Monday, July 11, 2005
Hillary Clinton says,
"Ours will be the last generation to rely so exclusively on fossil fuels," she said, adding that the "ups and downs of the global oil market cost the U.S. economy $7 trillion last year ... almost enough to pay off our entire national debt."Let's get some context: We're in a $11 trillion economy, meaning fluctuations must have cost about 63% of a year's GDP. That probably isn't right. National debt is indeed $7.8 trillion, so we need to believe that she really thinks this number is right. If she meant billions, as commenters on Oliver Willis' blog suggest, the line about the national debt would be wrong.
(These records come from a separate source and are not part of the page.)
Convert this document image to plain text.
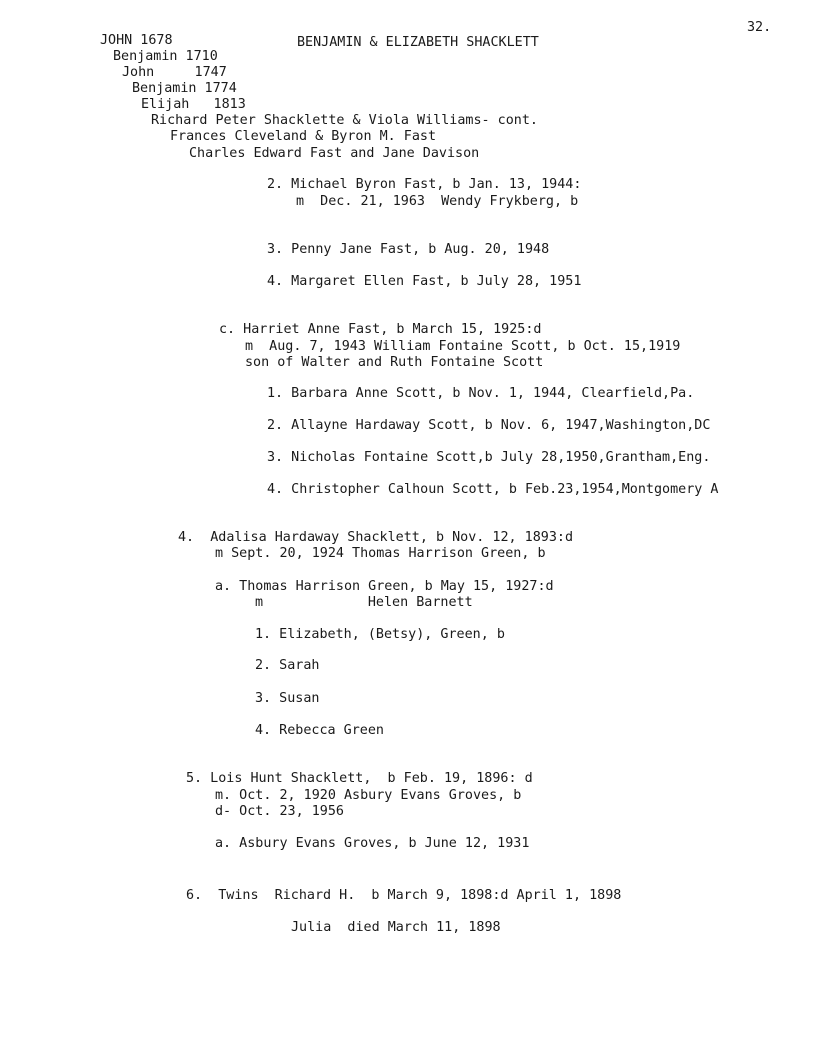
32.
BENJAMIN & ELIZABETH SHACKLETT
JOHN 1678
Benjamin 1710
John     1747
Benjamin 1774
Elijah   1813
Richard Peter Shacklette & Viola Williams- cont.
Frances Cleveland & Byron M. Fast
Charles Edward Fast and Jane Davison
2. Michael Byron Fast, b Jan. 13, 1944:
m  Dec. 21, 1963  Wendy Frykberg, b
3. Penny Jane Fast, b Aug. 20, 1948
4. Margaret Ellen Fast, b July 28, 1951
c. Harriet Anne Fast, b March 15, 1925:d
m  Aug. 7, 1943 William Fontaine Scott, b Oct. 15,1919
son of Walter and Ruth Fontaine Scott
1. Barbara Anne Scott, b Nov. 1, 1944, Clearfield,Pa.
2. Allayne Hardaway Scott, b Nov. 6, 1947,Washington,DC
3. Nicholas Fontaine Scott,b July 28,1950,Grantham,Eng.
4. Christopher Calhoun Scott, b Feb.23,1954,Montgomery A
4.  Adalisa Hardaway Shacklett, b Nov. 12, 1893:d
m Sept. 20, 1924 Thomas Harrison Green, b
a. Thomas Harrison Green, b May 15, 1927:d
m             Helen Barnett
1. Elizabeth, (Betsy), Green, b
2. Sarah
3. Susan
4. Rebecca Green
5. Lois Hunt Shacklett,  b Feb. 19, 1896: d
m. Oct. 2, 1920 Asbury Evans Groves, b
d- Oct. 23, 1956
a. Asbury Evans Groves, b June 12, 1931
6.  Twins  Richard H.  b March 9, 1898:d April 1, 1898
Julia  died March 11, 1898
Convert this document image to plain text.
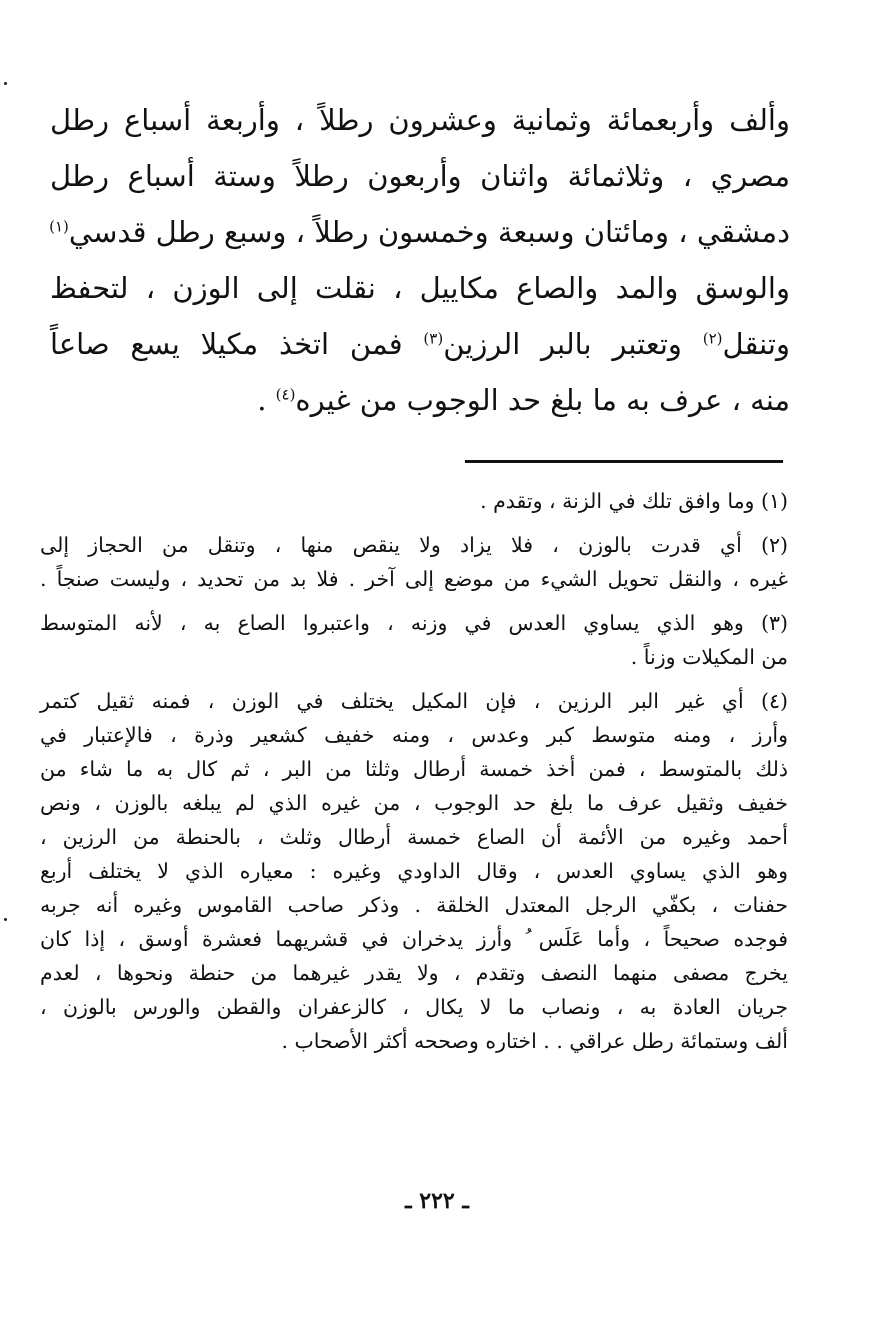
وألف وأربعمائة وثمانية وعشرون رطلاً ، وأربعة أسباع رطل
مصري ، وثلاثمائة واثنان وأربعون رطلاً وستة أسباع رطل
دمشقي ، ومائتان وسبعة وخمسون رطلاً ، وسبع رطل قدسي$^{(١)}$
والوسق والمد والصاع مكاييل ، نقلت إلى الوزن ، لتحفظ
وتنقل$^{(٢)}$ وتعتبر بالبر الرزين$^{(٣)}$ فمن اتخذ مكيلا يسع صاعاً
منه ، عرف به ما بلغ حد الوجوب من غيره$^{(٤)}$ .
(١) وما وافق تلك في الزنة ، وتقدم .
(٢) أي قدرت بالوزن ، فلا يزاد ولا ينقص منها ، وتنقل من الحجاز إلى
غيره ، والنقل تحويل الشيء من موضع إلى آخر . فلا بد من تحديد ، وليست صنجاً .
(٣) وهو الذي يساوي العدس في وزنه ، واعتبروا الصاع به ، لأنه المتوسط
من المكيلات وزناً .
(٤) أي غير البر الرزين ، فإن المكيل يختلف في الوزن ، فمنه ثقيل كتمر
وأرز ، ومنه متوسط كبر وعدس ، ومنه خفيف كشعير وذرة ، فالإعتبار في
ذلك بالمتوسط ، فمن أخذ خمسة أرطال وثلثا من البر ، ثم كال به ما شاء من
خفيف وثقيل عرف ما بلغ حد الوجوب ، من غيره الذي لم يبلغه بالوزن ، ونص
أحمد وغيره من الأئمة أن الصاع خمسة أرطال وثلث ، بالحنطة من الرزين ،
وهو الذي يساوي العدس ، وقال الداودي وغيره : معياره الذي لا يختلف أربع
حفنات ، بكفّي الرجل المعتدل الخلقة . وذكر صاحب القاموس وغيره أنه جربه
فوجده صحيحاً ، وأما عَلَس ُ وأرز يدخران في قشريهما فعشرة أوسق ، إذا كان
يخرج مصفى منهما النصف وتقدم ، ولا يقدر غيرهما من حنطة ونحوها ، لعدم
جريان العادة به ، ونصاب ما لا يكال ، كالزعفران والقطن والورس بالوزن ،
ألف وستمائة رطل عراقي . . اختاره وصححه أكثر الأصحاب .
ـ ٢٢٢ ـ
But she must have the order of magnitude wrong here. So how much should we think it is? I'm no James Hamilton, but here's a back-of-the-envelope guess:
In the late 1970s oil prices doubled, somewhat less than they have today (and to a higher level, in inflation-adjusted terms, than today). GDP fell by $114 billion (in 2000 dollars) in the 1980 recession. (Here's a link to the Bureau of Economic Analysis' data server for GDP data. Have a ball.) Even if you assign all the blame for that recession to oil -- which isn't right, because we had Carter's ill-fated interest rate ceilings at that time too, which have to bear some of the blame -- that's far off the mark. And the economy is much less dependent on oil than it was at the time. Probably half as much, maybe even less than half. So it seems unlikely the size of the effect of this one is even $70 billion. I'd make it somewhere between $35-50bn (at 2000 prices -- mark that up about 10% to get to today's dollars) as the best guess, meaning it's probably shaving about a quarter of one percent from GDP growth.
My point is really that "tens of billions" is the right order of magnitude. Which doesn't help Hillary very much get out of her mistake.